I nomi di coloro che sono coinvolti nella creazione di un falso consenso basato su informazioni inesatte sono diventati un famigerato promemoria dei pericoli di un'eccessiva dipendenza da alcuni individui politicamente motivati: Anthony Fauci, Francis Collins, Jerome Adams, Deborah Birx e voci successive come Ashish Jha e Vivek Murthy.

Ce ne sono stati molti altri che hanno avuto un impatto significativo sulla dilagante diffusione di idee, mandati e politiche indifendibili e immediatamente smentite.

Molti continuano anche nel 2024 a sostenere politiche fallite, “interventi” che ancora non funzionano e panico inutile. E tutto con la volontaria partecipazione dei principali media dediti a portare avanti le loro narrazioni preferite. Ad esempio, coloro che sostengono la serie infinita di vaccinazioni contro il Covid rispetto all’immunità naturale.

Questa settimana abbiamo visto due trame estremamente opposte sulle narrazioni Covid che indicano ancora una volta la disastrosa incompetenza della classe degli “esperti”.

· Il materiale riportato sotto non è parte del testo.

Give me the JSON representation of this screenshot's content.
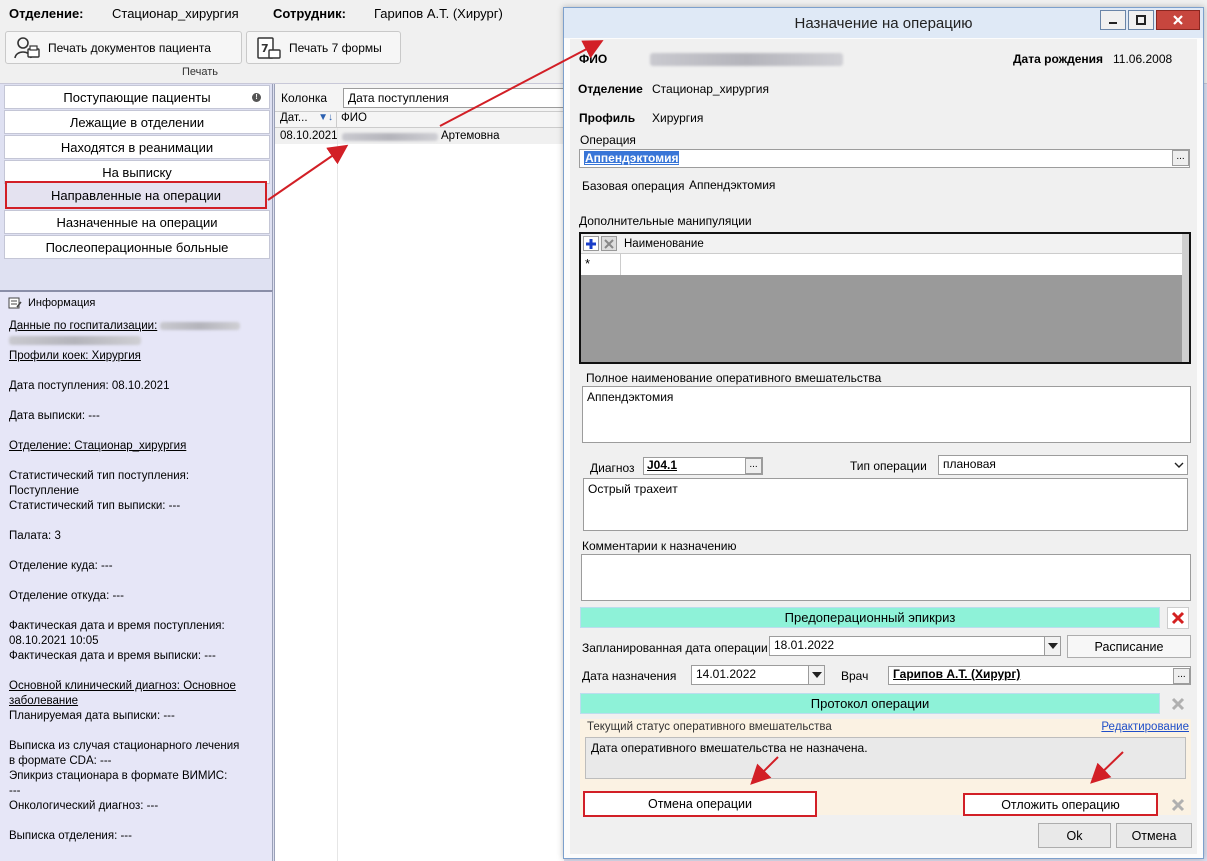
{
  "header": {
    "department_label": "Отделение:",
    "department_value": "Стационар_хирургия",
    "employee_label": "Сотрудник:",
    "employee_value": "Гарипов А.Т. (Хирург)"
  },
  "toolbar": {
    "print_docs_label": "Печать документов пациента",
    "print_form7_label": "Печать 7 формы",
    "group_label": "Печать"
  },
  "nav": {
    "items": [
      {
        "label": "Поступающие пациенты"
      },
      {
        "label": "Лежащие в отделении"
      },
      {
        "label": "Находятся в реанимации"
      },
      {
        "label": "На выписку"
      },
      {
        "label": "Направленные на операции"
      },
      {
        "label": "Назначенные на операции"
      },
      {
        "label": "Послеоперационные больные"
      }
    ],
    "badge": "!"
  },
  "info": {
    "title": "Информация",
    "hosp_data": "Данные по госпитализации:",
    "bed_profiles": "Профили коек: Хирургия",
    "admission_date": "Дата поступления: 08.10.2021",
    "discharge_date": "Дата выписки: ---",
    "department": "Отделение: Стационар_хирургия",
    "stat_type_in_1": "Статистический тип поступления:",
    "stat_type_in_2": "Поступление",
    "stat_type_out": "Статистический тип выписки: ---",
    "ward": "Палата: 3",
    "dept_to": "Отделение куда: ---",
    "dept_from": "Отделение откуда: ---",
    "actual_admission_1": "Фактическая дата и время поступления:",
    "actual_admission_2": "08.10.2021 10:05",
    "actual_discharge": "Фактическая дата и время выписки: ---",
    "diagnosis_1": "Основной клинический диагноз: Основное",
    "diagnosis_2": "заболевание",
    "planned_discharge": "Планируемая дата выписки: ---",
    "cda_1": "Выписка из случая стационарного лечения",
    "cda_2": "в формате CDA: ---",
    "vimis_1": "Эпикриз стационара в формате ВИМИС:",
    "vimis_2": "---",
    "onco": "Онкологический диагноз: ---",
    "dept_extract": "Выписка отделения: ---"
  },
  "grid": {
    "filter_label": "Колонка",
    "filter_value": "Дата поступления",
    "col_date": "Дат...",
    "col_fio": "ФИО",
    "rows": [
      {
        "date": "08.10.2021",
        "fio_tail": "Артемовна"
      }
    ]
  },
  "dialog": {
    "title": "Назначение на операцию",
    "fio_label": "ФИО",
    "birth_label": "Дата рождения",
    "birth_value": "11.06.2008",
    "dept_label": "Отделение",
    "dept_value": "Стационар_хирургия",
    "profile_label": "Профиль",
    "profile_value": "Хирургия",
    "operation_label": "Операция",
    "operation_value": "Аппендэктомия",
    "base_op_label": "Базовая операция",
    "base_op_value": "Аппендэктомия",
    "extra_label": "Дополнительные манипуляции",
    "extra_col_name": "Наименование",
    "full_name_label": "Полное наименование оперативного вмешательства",
    "full_name_value": "Аппендэктомия",
    "diagnosis_label": "Диагноз",
    "diagnosis_code": "J04.1",
    "op_type_label": "Тип операции",
    "op_type_value": "плановая",
    "diagnosis_text": "Острый трахеит",
    "comments_label": "Комментарии к назначению",
    "preop_label": "Предоперационный эпикриз",
    "planned_date_label": "Запланированная дата операции",
    "planned_date_value": "18.01.2022",
    "schedule_label": "Расписание",
    "assign_date_label": "Дата назначения",
    "assign_date_value": "14.01.2022",
    "doctor_label": "Врач",
    "doctor_value": "Гарипов А.Т. (Хирург)",
    "protocol_label": "Протокол операции",
    "status_label": "Текущий статус оперативного вмешательства",
    "edit_link": "Редактирование",
    "status_value": "Дата оперативного вмешательства не назначена.",
    "cancel_op_label": "Отмена операции",
    "postpone_label": "Отложить операцию",
    "ok_label": "Ok",
    "cancel_label": "Отмена"
  },
  "colors": {
    "highlight_red": "#d21f26",
    "green_bar": "#8ef2d8",
    "nav_bg": "#dfe1f2",
    "info_bg": "#e6e6f7"
  }
}
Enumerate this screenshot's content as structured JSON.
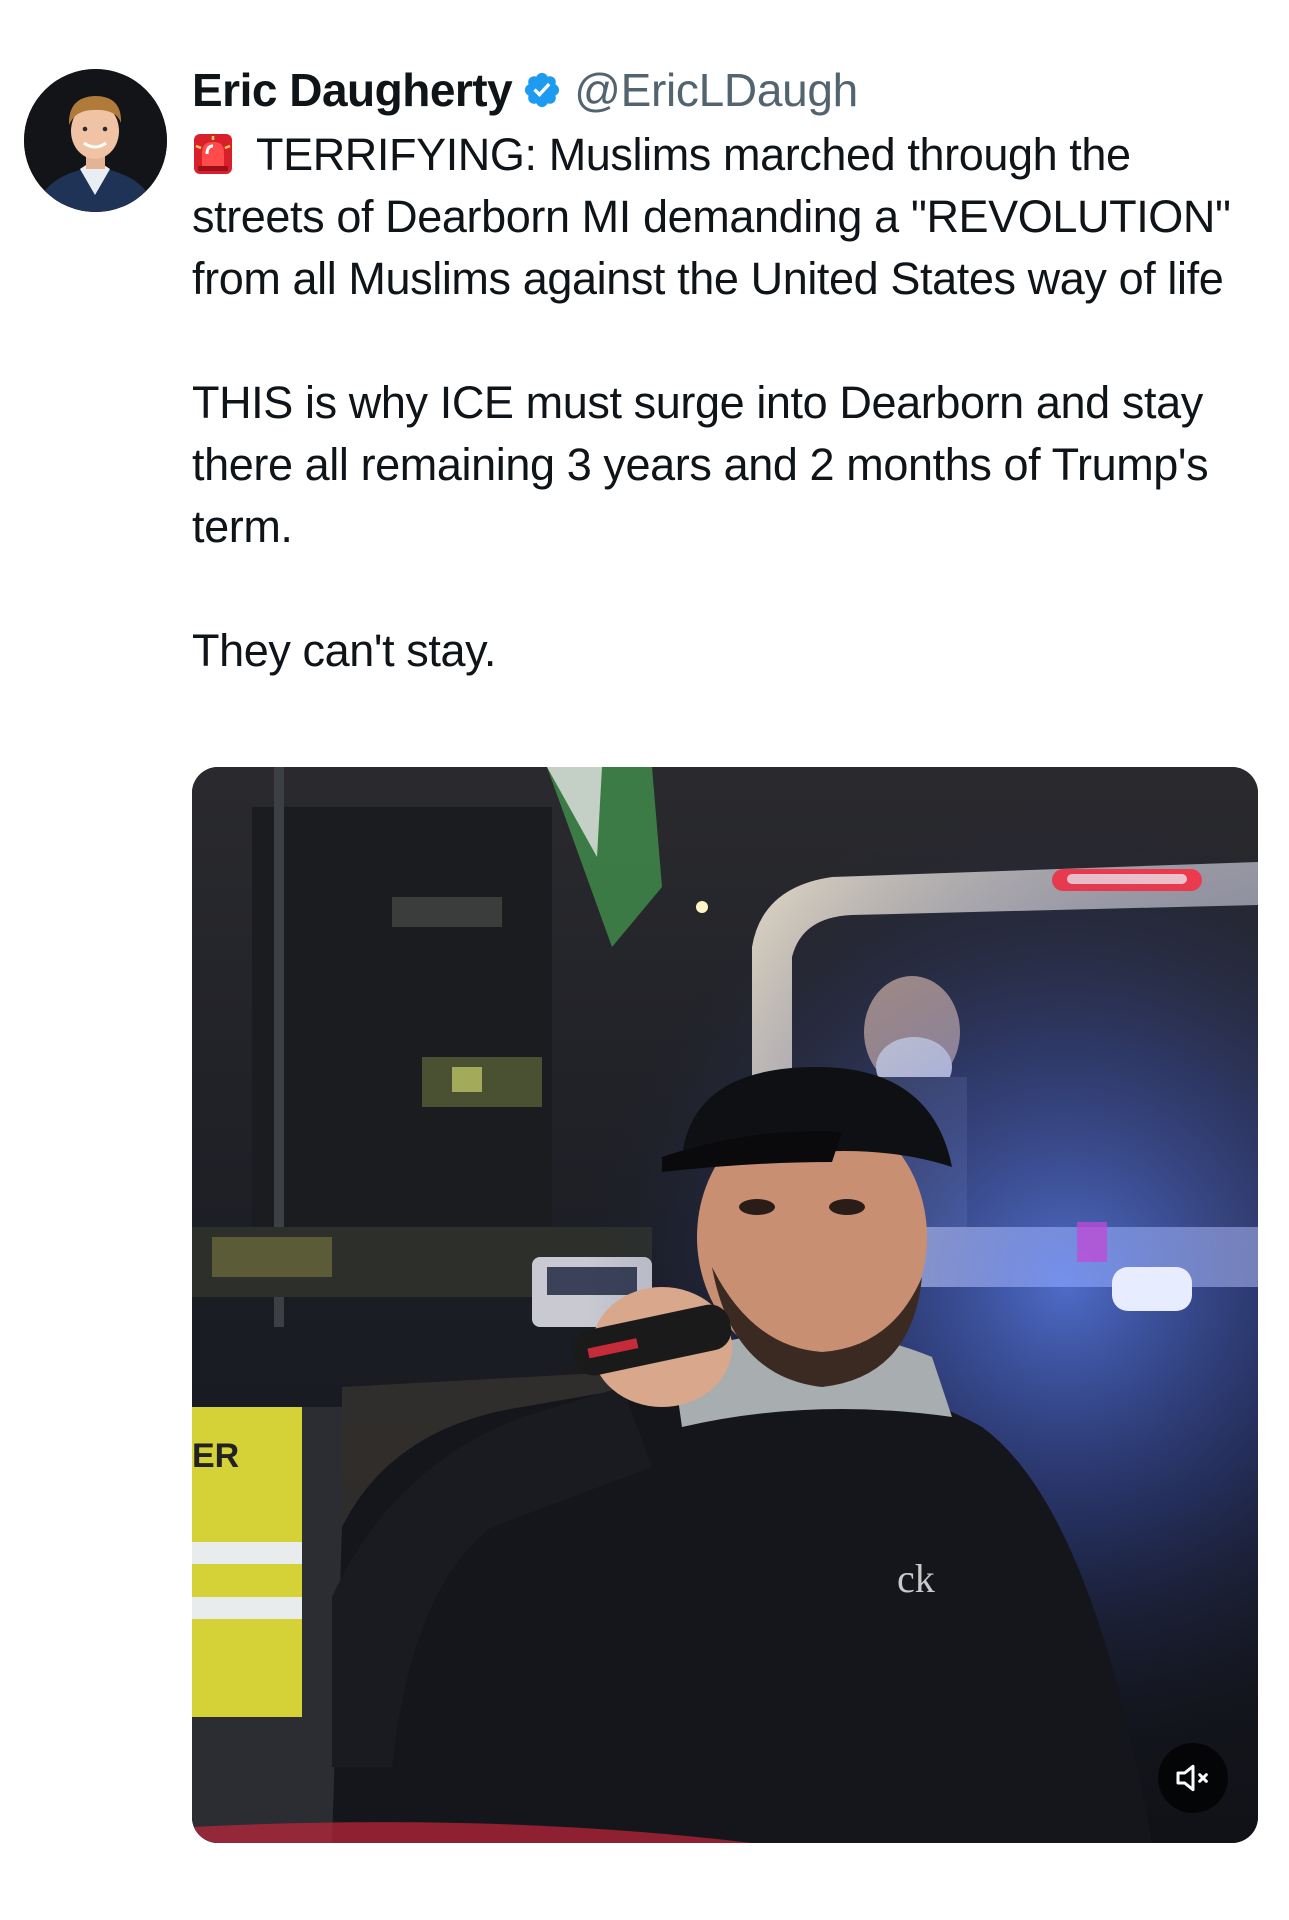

Nuove varianti significano le stesse vecchie maschere

Forse le due scuse più popolari per il fallimento degli interventi pandemici sono state la mancanza di conformità e le nuove varianti.

Gli Stati Uniti non sono stati in grado di controllare il Covid perché non abbastanza persone indossavano maschere, anche se la Svezia ha ottenuto risultati migliori praticamente senza mascheramento. E la Corea del Sud, con la sua cultura del mascheramento, è arrivata in cima alle classifiche dei casi. Per non parlare del fatto che l’influenza è stata debellata in paesi con strategie di mitigazione e rispetto delle mascherine molto diverse.

Quindi, quando prevedibilmente sono emerse nuove varianti nel corso del 2021 e del 2022, il fallimento dei vaccini Covid nel controllare le infezioni e la disintegrazione della risposta in Nuova Zelanda, Australia, Singapore e altrove sono stati attribuiti alla variante Delta e Omicron.

Non importa l’assurdità di credere che il Covid potrebbe essere eliminato o controllato in modo permanente se varianti marginalmente più trasmissibili portassero a una diffusione sostanzialmente incontrollata.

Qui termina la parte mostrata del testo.